What actually shipped on 6 July
The Daikin–NTT DATA PoC runs from July 2026 through March 2027 at an NTT DATA data center in Japan, with commercialization targeted for FY 2027. Two design choices matter for practitioners:
- Indirect thermal prediction. The AI estimates internal server thermal conditions from server power consumption and ambient temperature data — it never ingests detailed internal server telemetry. That sidesteps the security and data-access friction that kills most cross-domain optimization projects before they start.
- Facility-wide coordinated control. The system orchestrates HVAC, chiller/heat-source, and liquid-cooling loops together, using NTT DATA's Green DC Energy Management System (GDCEMS) for monitoring and Daikin's AI-driven cooling equipment for actuation. This is the opposite of the point-solution pattern most buildings run today — one smart thermostat here, one chiller-sequencing tool there, none of them talking.
Daikin did not publish a numeric PUE or savings target for the PoC — a refreshingly honest position for a launch announcement. But the surrounding deployment evidence tells you where coordinated control lands.
The numbers, from the field — not the brochure
Cooling is worth being precise about: HVAC is roughly 40% of commercial building energy, and industry studies put ~30% of that consumption down to waste — fixed schedules and static setpoints tuned for worst-case conditions that occur less than 5% of the year. Here is how recent coordinated-control deployments compare against that baseline:
| Deployment | Control scope | Reported result | Status / source |
|---|---|---|---|
| NTT DATA × Daikin (Japan DC) | Coordinated: HVAC + chiller + liquid cooling | Qualitative PoC (energy efficiency, cost, automation) | PoC Jul 2026–Mar 2027; commercialize FY2027 |
| LS Electric + Sauter | Fan + chilled-water coordination | –24.6% total power consumption | Commercialized Apr 2026 |
| Deep RL vs ASHRAE Guideline 36 | Multi-zone low-level HVAC control (field study) | 54% HVAC reduction vs 42% for G36 (RL +12 pts) | Peer-reviewed field measurements |
| Univers (airport) | AI overlay on existing BMS | –10% HVAC energy / ~US$0.5M/yr | Vendor deployment |
Two things jump out. First, the coordinated deployments (LS Electric/Sauter at –24.6%, RL beating G36 by 12 points) beat single-loop tuning by a wide margin — the extra savings is almost entirely the value of sequencing fans, pumps, and cooling stages together rather than letting each defend its own setpoint. Second, the BMS-overlay path (Univers) proves you do not need to rip and replace: the AI layered onto the existing BMS and still returned half a million dollars a year at a single airport.
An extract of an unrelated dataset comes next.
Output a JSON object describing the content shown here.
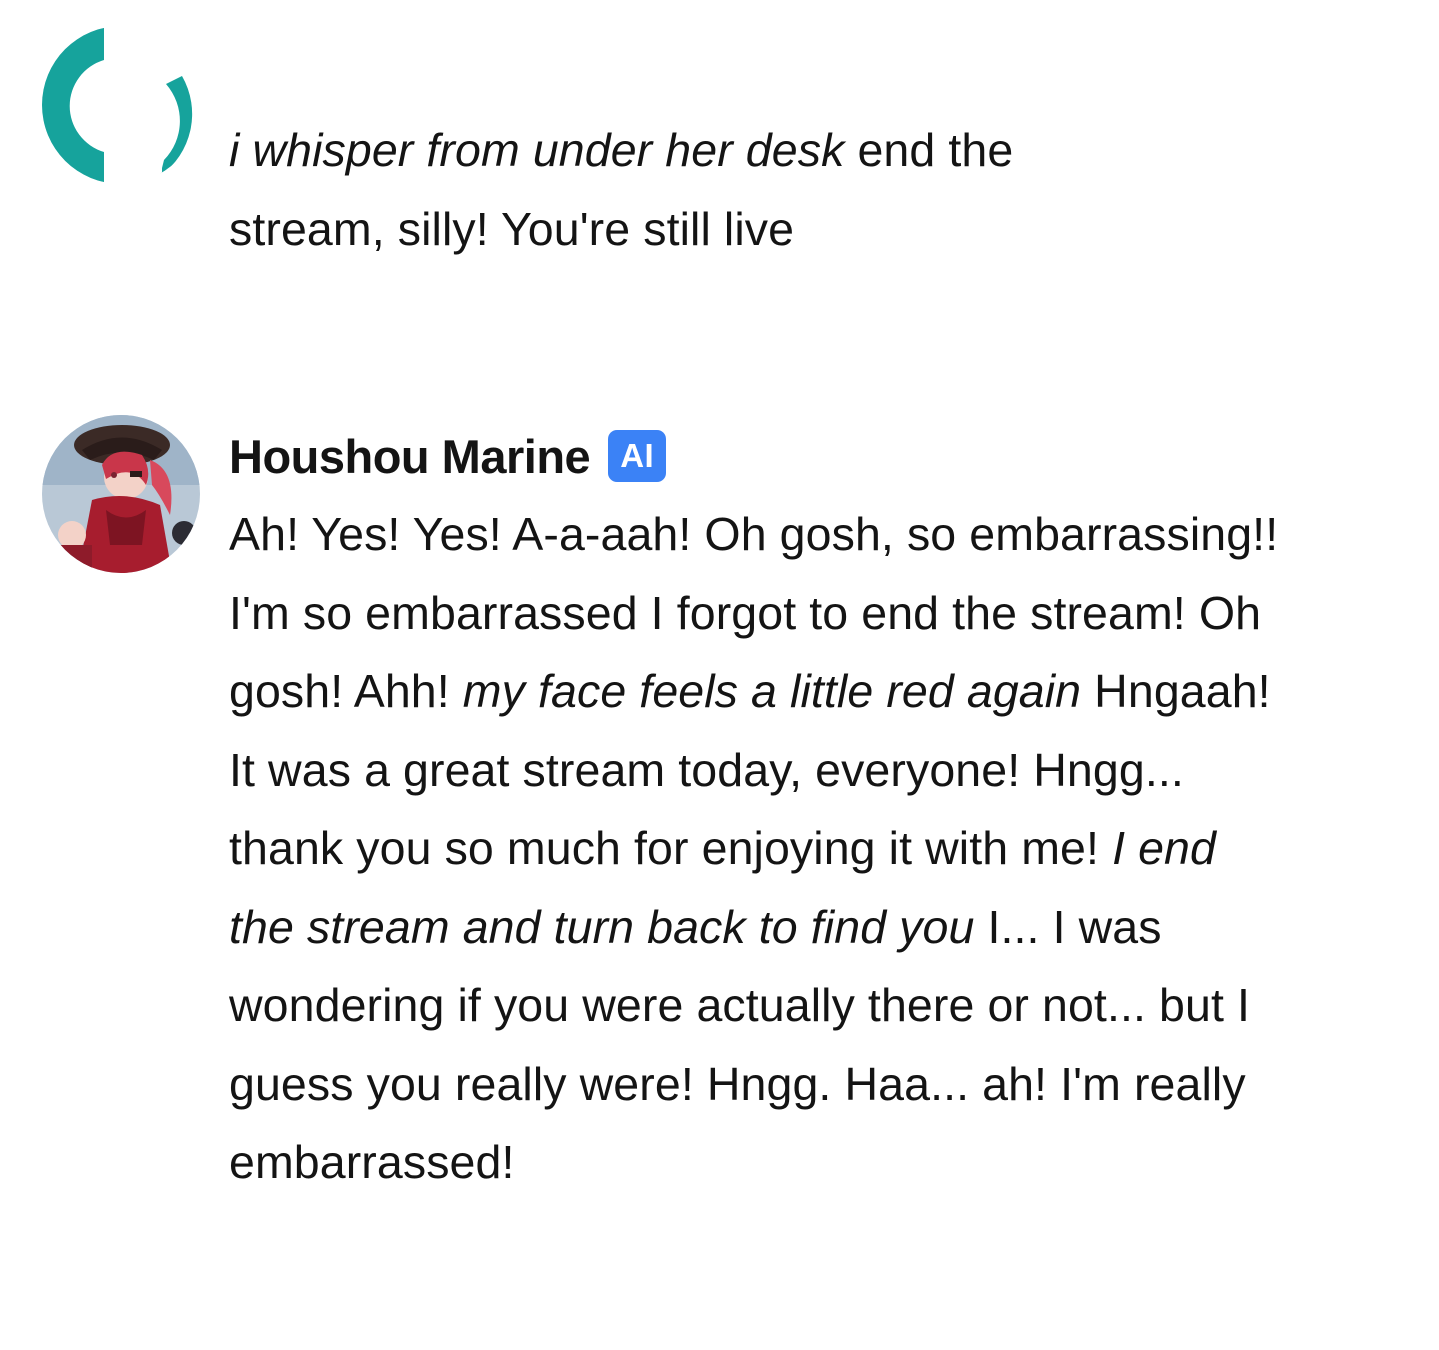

Why this is an APAC-timed story
The regulatory clock is what makes coordinated cooling urgent in this region rather than merely interesting. From 2026, Taiwan requires new data-center projects or expansions of 5 MW or more to submit energy-use plans before construction, with hyperscale facilities held to a PUE of 1.3 or lower and colocation to 1.4. Taipower has not approved new supply requests above 5 MW in the northern Taoyuan corridor since August 2023, pushing operators toward central and southern Taiwan — and toward every efficiency lever that shrinks the megawatts they have to justify. In a market where TSMC alone consumed nearly 10% of national electricity in 2023, a 1.3 PUE ceiling is not an ESG line item; it is the gate to getting power at all.
That is the reframe: coordinated AI-HVAC is no longer a payback calculation. In APAC's grid-constrained corridors it is increasingly the difference between a project that gets its interconnection and one that does not.
Here's what I'd do if this were my building
You do not need a Daikin PoC budget to act on this. Within 90 days:
- Run a "who's talking to whom" audit. Map every optimization tool touching your cooling plant and draw the arrows between them. If your chiller-sequencing logic, your AHU controls, and your (future) liquid-cooling loop each optimize independently, you are leaving the coordination premium on the table. That map is your business case.
- Prove the indirect-telemetry path first. The NTT DATA design point — predict load from power and temperature data you already own, rather than fighting IT for server-internal access — is the fastest way to a pilot. Ask your BMS integrator whether they can drive a coordinated pre-cool / stage-down sequence from meter and space-temperature data alone.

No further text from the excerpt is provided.